Dans ce pays, la question du salaire des stagiaires ne représente qu’une porte d’entrée vers une demande de plus grande envergure, celle du salaire étudiant. « Il faut reconnaître la profession étudiante comme un travail et donc la rémunérer comme n’importe quel autre travail, avance Mona Malak. Les étudiants vont aux séminaires, discutent avec des professeurs et produisent des travaux que les professeurs vont utiliser et qui sont un apport considérable à la recherche. »
Elle estime que les Belges en sont encore aux prémisses du débat, malgré des débuts prometteurs. « Avec la grève des femmes, on a réussi à apporter la question de rémunération des stages dans l’actualité, soutient-elle. La revendication est apparue dans les médias, c’était une victoire pour nous. »
Selon les données d’un rapport Eurobaromètre de 2013, fournies par M. Beddock et son association, 60 % des stagiaires européen(ne)s ne sont pas payé(e)s. Entre 30 % et 40 % n’ont pas de contrats, donc sont mal encadré(e)s dans leur stage et sont vulnérables quant à la nature de leur travail. Les mesures prises par Interns Go Pro, comme la création d’une certification reconnue par la Commission européenne pour les stages de qualité ou encore un système élaboré de notation des stages, font partie d’une stratégie qui vise à instaurer le dialogue avec les employeurs et les employeuses plutôt qu’avec la classe politique. « Nos campagnes sont axées sur les conditions dans lesquelles les stagiaires évoluent professionnellement.
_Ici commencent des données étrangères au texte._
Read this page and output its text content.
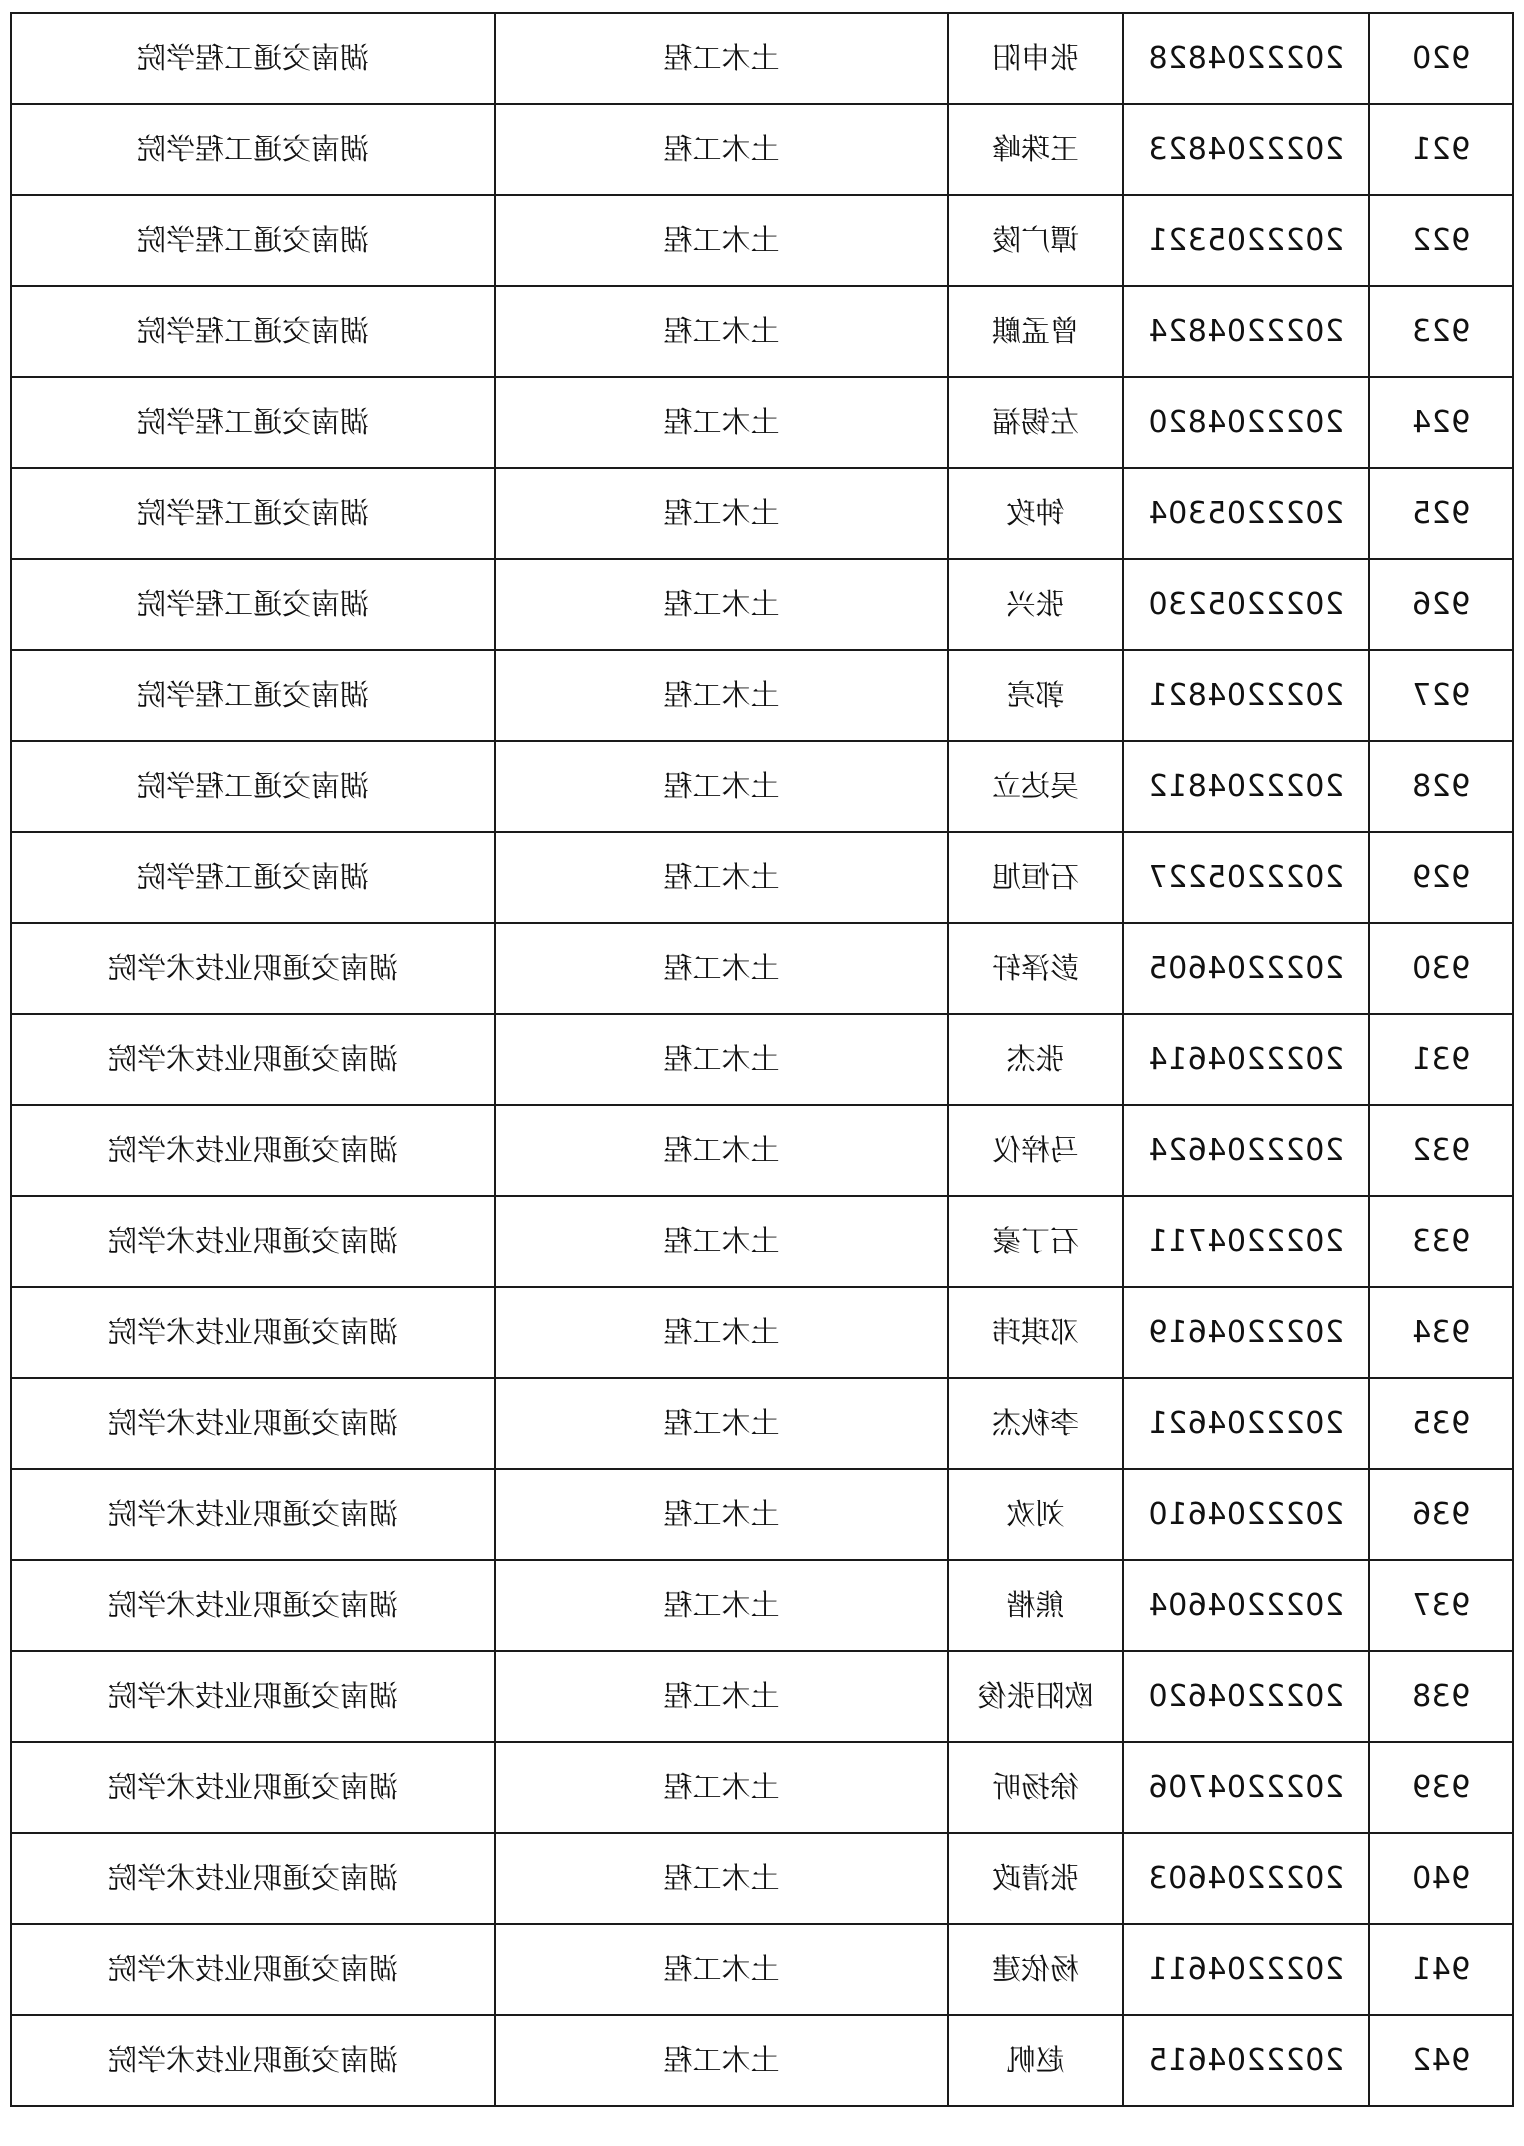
920	2022204828	张申阳	土木工程	湖南交通工程学院
921	2022204823	王珠峰	土木工程	湖南交通工程学院
922	2022205321	谭广陵	土木工程	湖南交通工程学院
923	2022204824	曾孟麒	土木工程	湖南交通工程学院
924	2022204820	左锡福	土木工程	湖南交通工程学院
925	2022205304	钟玫	土木工程	湖南交通工程学院
926	2022205230	张兴	土木工程	湖南交通工程学院
927	2022204821	郭亮	土木工程	湖南交通工程学院
928	2022204812	吴达立	土木工程	湖南交通工程学院
929	2022205227	石恒旭	土木工程	湖南交通工程学院
930	2022204605	彭泽轩	土木工程	湖南交通职业技术学院
931	2022204614	张杰	土木工程	湖南交通职业技术学院
932	2022204624	马梓仪	土木工程	湖南交通职业技术学院
933	2022204711	石丁豪	土木工程	湖南交通职业技术学院
934	2022204619	邓琪玮	土木工程	湖南交通职业技术学院
935	2022204621	李秋杰	土木工程	湖南交通职业技术学院
936	2022204610	刘欢	土木工程	湖南交通职业技术学院
937	2022204604	熊楷	土木工程	湖南交通职业技术学院
938	2022204620	欧阳张俊	土木工程	湖南交通职业技术学院
939	2022204706	徐扬昕	土木工程	湖南交通职业技术学院
940	2022204603	张清政	土木工程	湖南交通职业技术学院
941	2022204611	杨依建	土木工程	湖南交通职业技术学院
942	2022204615	赵帆	土木工程	湖南交通职业技术学院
C’est tout aussi important que le salaire », observe M. Beddock.
Précarité sur fond de crise financière
Selon Annabelle Berthiaume, la précarité est le dénominateur commun des individus concernés par la question des stages non rémunérés. « Cette problématique touche une partie spécifique de la population, toujours au détriment des minorités. C’est sur cette base qu’on peut reconnaître nos luttes communes », analyse-t-elle.
Aux États-Unis, Guillermo Creamer Jr. a co-fondé l’organisation Pay Our Interns afin de venir en aide aux stagiaires. « Une personne issue de la diversité, au profil socio-économique désavantageux, sera automatiquement brimée par la complaisance autour des stages non rémunérés, qu’on a normalisés aux États-Unis », s’insurge-t-il. Les multiples campagnes de Pay Our Interns se sont conclues l’année dernière par un accord gouvernemental bipartisan, où un fonds de 14 millions de dollars a été débloqué pour les stagiaires.
Malgré les contextes divergents, les militants et les militantes se reconnaissent dans une lutte qui se veut globale. « C’est porteur d’espoir et ça prouve qu’on n’est pas seuls, en plus de donner de la visibilité et de la légitimité à notre cause », s’enthousiasme Annabelle Berthiaume.